President Lyndon Baines Johnson's daughter Luci talks about watching the Voting Rights Act be signed.

AUSTIN -- Thursday marked the 50th anniversary of President Lyndon B. Johnson signing the landmark Voting Rights Act into law. The bill, passed to help minorities regain the vote in many parts of the country where it was being denied, was celebrated at the LBJ Library and Museum.

A tiny figure behind the podium, 93-year-old Susie Sansom Piper remembers what voting was like for her and other African-Americans before the Voting Rights Act was signed, and how they had to pay a poll tax.

"We had to pay $1.75 just so we could get a little piece of paper and we could go vote," she said. "We were as teachers, and employees of the school district, told who to vote for, who the preference was, by the powers that be."
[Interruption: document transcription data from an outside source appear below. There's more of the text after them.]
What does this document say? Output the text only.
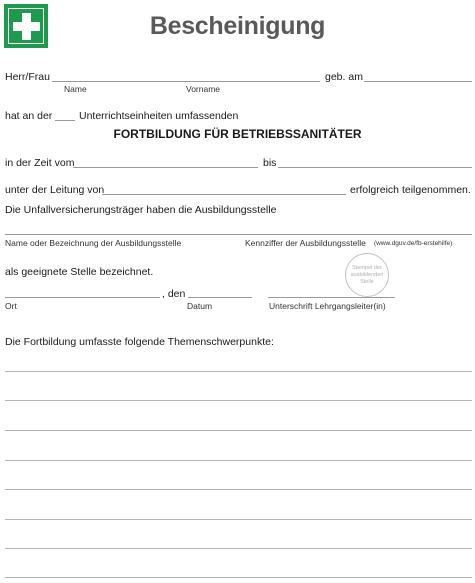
Bescheinigung
Herr/Frau	geb. am
Name	Vorname
hat an der	Unterrichtseinheiten umfassenden
FORTBILDUNG FÜR BETRIEBSSANITÄTER
in der Zeit vom	bis
unter der Leitung von	erfolgreich teilgenommen.
Die Unfallversicherungsträger haben die Ausbildungsstelle
Name oder Bezeichnung der Ausbildungsstelle	Kennziffer der Ausbildungsstelle (www.dguv.de/fb-erstehilfe)
als geeignete Stelle bezeichnet.	Stempel der ausbildenden Stelle
, den
Ort	Datum	Unterschrift Lehrgangsleiter(in)
Die Fortbildung umfasste folgende Themenschwerpunkte:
The celebration at the LBJ Museum in Downtown Austin drew people of all ages including President Lyndon Johnson's daughter, who was 18 when she watched the historic bill signed into law.

"By an accident of birth, I was an eyewitness to an opportunity that was going to change my country forever for the better," said Luci Baines Johnson.

In 1965, there was no guarantee the bill would pass. But days after the bloody civil rights march in Selma Alabama, President Johnson had the Department of Justice draft a bill protecting voting rights for minorities across the country.

"What an incredible gift it was to my life to have stood behind my father and watch black and white, Democrat and Republican, all come together to do the right thing," Johnson said.

The bill had immediate results, especially across the South. By the end of 1965, more than 250,000 new black voters registered.

Also on this historic anniversary, the Travis County Tax Assessor office launched a voter registration challenge, with a new cell phone tool that makes registering to vote as easy as sending a text.

All you have to do is text the word "register" to the number 48683. The tool was designed by former state Sen. Joe Christie. It's goal is to make it easy for anyone, especially millennials, to get a voter registration card.